I hate to be a downer.
I’m always one of the most positive people in the room. When Frowny McFrownerson is going on and on about how the world is falling apart, I’m right there saying, “Yes, but what about …”
But when it comes to Florida House Bill 1441 — “The Internet Poker Consumer Protection & Revenue Generation Act of 2010” — I’m sorry. There’s just not much that’ll put a smile on this face.
The bill seeks to create and regulate an intrastate Internet poker network in Florida — for Florida residents only and Florida residents who are physically in the state when they are playing. In other words, this isn’t knighting the PokerStars and FullTilts of the world with official state acceptance and a tax bill — it’s creating a David-sized monopolistic competitor to those Goliaths.

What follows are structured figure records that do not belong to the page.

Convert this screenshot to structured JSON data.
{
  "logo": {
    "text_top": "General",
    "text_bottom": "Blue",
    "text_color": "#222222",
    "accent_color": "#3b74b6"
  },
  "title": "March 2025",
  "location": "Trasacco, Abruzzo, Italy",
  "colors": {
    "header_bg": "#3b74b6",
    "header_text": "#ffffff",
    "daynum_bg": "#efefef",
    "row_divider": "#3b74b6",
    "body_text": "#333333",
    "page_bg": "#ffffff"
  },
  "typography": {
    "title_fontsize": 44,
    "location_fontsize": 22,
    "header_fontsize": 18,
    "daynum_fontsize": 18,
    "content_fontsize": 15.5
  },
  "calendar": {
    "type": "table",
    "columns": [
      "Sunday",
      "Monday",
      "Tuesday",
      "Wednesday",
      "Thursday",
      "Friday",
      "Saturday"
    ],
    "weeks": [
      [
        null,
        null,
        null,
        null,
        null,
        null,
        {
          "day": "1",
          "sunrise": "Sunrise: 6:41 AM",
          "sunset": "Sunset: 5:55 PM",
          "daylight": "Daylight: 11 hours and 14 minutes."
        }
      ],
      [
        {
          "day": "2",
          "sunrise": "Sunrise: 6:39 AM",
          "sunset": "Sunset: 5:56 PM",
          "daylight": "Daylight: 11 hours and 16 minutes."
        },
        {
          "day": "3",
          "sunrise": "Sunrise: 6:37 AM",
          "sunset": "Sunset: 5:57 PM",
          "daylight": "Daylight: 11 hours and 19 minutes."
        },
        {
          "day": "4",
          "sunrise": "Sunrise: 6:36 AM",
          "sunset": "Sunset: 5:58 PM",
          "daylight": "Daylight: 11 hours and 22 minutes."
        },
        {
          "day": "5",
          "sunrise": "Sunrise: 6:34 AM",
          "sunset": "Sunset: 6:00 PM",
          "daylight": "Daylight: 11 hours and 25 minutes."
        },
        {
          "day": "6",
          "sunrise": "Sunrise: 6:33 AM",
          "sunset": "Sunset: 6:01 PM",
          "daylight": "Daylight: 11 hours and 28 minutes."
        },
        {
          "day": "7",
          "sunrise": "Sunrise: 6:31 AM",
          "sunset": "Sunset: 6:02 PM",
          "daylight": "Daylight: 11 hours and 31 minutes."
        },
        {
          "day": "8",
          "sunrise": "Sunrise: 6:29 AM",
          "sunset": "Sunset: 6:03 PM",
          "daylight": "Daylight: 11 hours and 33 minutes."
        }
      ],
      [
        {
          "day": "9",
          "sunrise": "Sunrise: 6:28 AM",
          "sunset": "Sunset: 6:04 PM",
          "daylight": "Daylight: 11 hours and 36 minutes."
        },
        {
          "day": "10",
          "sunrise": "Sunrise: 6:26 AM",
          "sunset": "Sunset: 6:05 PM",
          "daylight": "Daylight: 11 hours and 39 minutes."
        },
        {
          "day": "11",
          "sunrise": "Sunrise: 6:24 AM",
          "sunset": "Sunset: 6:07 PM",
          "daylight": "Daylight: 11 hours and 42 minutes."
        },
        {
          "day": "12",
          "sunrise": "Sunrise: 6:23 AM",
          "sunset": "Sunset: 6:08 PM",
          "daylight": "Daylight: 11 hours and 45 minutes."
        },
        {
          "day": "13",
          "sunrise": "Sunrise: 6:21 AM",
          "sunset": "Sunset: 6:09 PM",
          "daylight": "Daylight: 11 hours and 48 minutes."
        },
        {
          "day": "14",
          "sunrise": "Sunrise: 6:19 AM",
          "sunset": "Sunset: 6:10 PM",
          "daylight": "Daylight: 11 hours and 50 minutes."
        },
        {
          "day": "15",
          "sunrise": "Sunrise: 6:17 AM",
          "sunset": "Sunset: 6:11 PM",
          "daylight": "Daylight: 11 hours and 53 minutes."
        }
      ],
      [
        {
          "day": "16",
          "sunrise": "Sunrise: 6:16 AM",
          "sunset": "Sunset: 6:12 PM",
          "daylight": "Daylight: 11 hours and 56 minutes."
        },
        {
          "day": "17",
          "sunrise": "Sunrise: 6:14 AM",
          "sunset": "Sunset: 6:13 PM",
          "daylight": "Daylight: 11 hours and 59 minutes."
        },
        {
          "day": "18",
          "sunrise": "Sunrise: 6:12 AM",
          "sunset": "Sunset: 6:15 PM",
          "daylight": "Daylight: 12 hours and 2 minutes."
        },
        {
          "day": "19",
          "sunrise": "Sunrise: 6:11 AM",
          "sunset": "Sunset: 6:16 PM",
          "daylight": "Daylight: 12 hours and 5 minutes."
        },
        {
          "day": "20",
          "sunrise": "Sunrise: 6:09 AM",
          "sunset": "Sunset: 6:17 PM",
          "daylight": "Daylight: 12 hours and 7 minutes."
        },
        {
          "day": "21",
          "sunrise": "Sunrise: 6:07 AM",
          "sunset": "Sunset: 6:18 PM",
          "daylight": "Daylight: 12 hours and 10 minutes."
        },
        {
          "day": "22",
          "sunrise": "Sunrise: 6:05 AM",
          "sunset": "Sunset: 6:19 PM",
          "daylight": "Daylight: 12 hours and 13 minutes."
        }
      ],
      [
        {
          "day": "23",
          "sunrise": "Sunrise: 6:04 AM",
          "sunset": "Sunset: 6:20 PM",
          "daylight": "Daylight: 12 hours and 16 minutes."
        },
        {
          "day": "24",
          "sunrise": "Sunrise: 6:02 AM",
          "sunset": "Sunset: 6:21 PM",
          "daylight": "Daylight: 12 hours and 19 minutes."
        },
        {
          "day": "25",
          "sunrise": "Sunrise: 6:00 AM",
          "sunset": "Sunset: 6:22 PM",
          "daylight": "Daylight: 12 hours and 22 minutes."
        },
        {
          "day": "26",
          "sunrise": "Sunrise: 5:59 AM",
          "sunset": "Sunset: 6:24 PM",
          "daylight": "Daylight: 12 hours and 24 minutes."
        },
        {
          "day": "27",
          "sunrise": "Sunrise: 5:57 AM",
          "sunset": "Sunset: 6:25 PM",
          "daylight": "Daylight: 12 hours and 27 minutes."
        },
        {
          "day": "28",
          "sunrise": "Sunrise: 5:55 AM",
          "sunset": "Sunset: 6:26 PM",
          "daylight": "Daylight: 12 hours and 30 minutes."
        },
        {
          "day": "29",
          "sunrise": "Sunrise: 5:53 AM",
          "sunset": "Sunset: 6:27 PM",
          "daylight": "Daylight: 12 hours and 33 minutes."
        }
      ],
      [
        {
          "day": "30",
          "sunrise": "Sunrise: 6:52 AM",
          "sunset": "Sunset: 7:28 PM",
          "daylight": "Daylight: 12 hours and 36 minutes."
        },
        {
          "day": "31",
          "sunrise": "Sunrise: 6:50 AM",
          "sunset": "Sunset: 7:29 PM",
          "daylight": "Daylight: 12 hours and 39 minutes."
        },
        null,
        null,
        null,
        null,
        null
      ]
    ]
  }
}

While I applaud Rep. Joseph Abruzzo, D-Wellington, for trying to advance any poker legislation, this bill faces long odds toward passage, toward implementation and, ultimately, toward acceptance by the poker playing community.
PASSAGE: This is a big year for gaming legislation in Florida. A bill to strip the state of bet and buy-in limits and to expand poker hours is back and appears to nearly be a certainty to take effect July 1. And, surprise, as of this writing, it looks like we may see a Seminole Compact that (most) everyone can agree on.
For a Legislature that’s always apprehensive about expanding gaming’s footprint in Florida, that’s a lot to accomplish in one session. Add Internet poker to the mix, and I think you’ll see lawmakers waive it off like the dessert cart after a big steak dinner.
But if I’m wrong …
IMPLEMENTATION: If the bill passes, it’ll be a while before anyone in Florida is click-raising the flop. Competitive bids need to be screened and a network created. That’s an arduous process in any application, but since this bill puts the state’s Division of Pari-Mutuel Wagering in charge of it all, well, I wish it luck.
I mean no disrespect to the division or any of its hard-working employees, but by many of those employees’ own admission, the division doesn’t have the expertise to properly regulate the state’s brick-and-mortar poker rooms. How anyone thinks that same division has the expertise to create a first-in-the-nation intrastate poker apparatus just isn’t being honest with reality.
But if I’m wrong ….
ACCEPTANCE: If the bill passes and the division finds a way to properly create and regulate it, well, guess what … we’re only halfway home. And here’s why:
The Internet is littered with the carcasses of dozens of upstart Internet poker rooms that failed to find an audience. Anyone with a six-figure bank account and connections in the Caribbean can open an online poker room; but attracting enough players to make it viable is a different challenge.
Think of it this way: PokerStars has the entire world from which to build a player base. If you want to play 1-cent/2-cent pot-limit 5-card draw at 3:26 a.m., chances are you’ll find a game on PokerStars. But this new Florida site can only draw people from one state. With that shallow of a pool, it might even be a challenge to find a $10-$20 no-limit game at any time of the day. And when players constantly log on and find nothing to their liking, they move on to somewhere they’ll find something they like.
This bill does nothing to prevent players from playing on existing online sites. Obviously, it’s assuming the Unlawful Internet Gambling Enforcement Act will finally take root and close the door on the competition, but we all know that’s the longest of longshots.
Remember when I told you I have an uncanny, and often annoying, way of finding something positive in just about anything? Well, here it is: The bill would permit all licensed parimutuel poker rooms in Florida to create a “skin” on this new network.
It’s unrealistic to expect Ocala Poker or Miami Jai-Alai to run $1 satellites for their tournaments or offer microlimit cash games. But they could if they had an online room linked to their operations. And it works in reverse, too. It’s not smart business for rooms such as Gulfstream Park or Flagler Dog Track to close its profitable cash tables one day to run a huge multitable tournament. But if that same room could host that big-money buy-in tournament online, then the cash games can thrive.
Intriguing possibilities, for sure. But not intriguing enough to warrant the expense and hassle of creating it, especially when you consider similar ideas in Iowa, California and New Jersey are helping to set the table for what we all really want (and what makes the most sense) federal regulation and acceptance of the existing online poker industry.
Rep. Abruzzo, I admire your moxie. But I’m pulling for Congressman Barney Frank to win this race.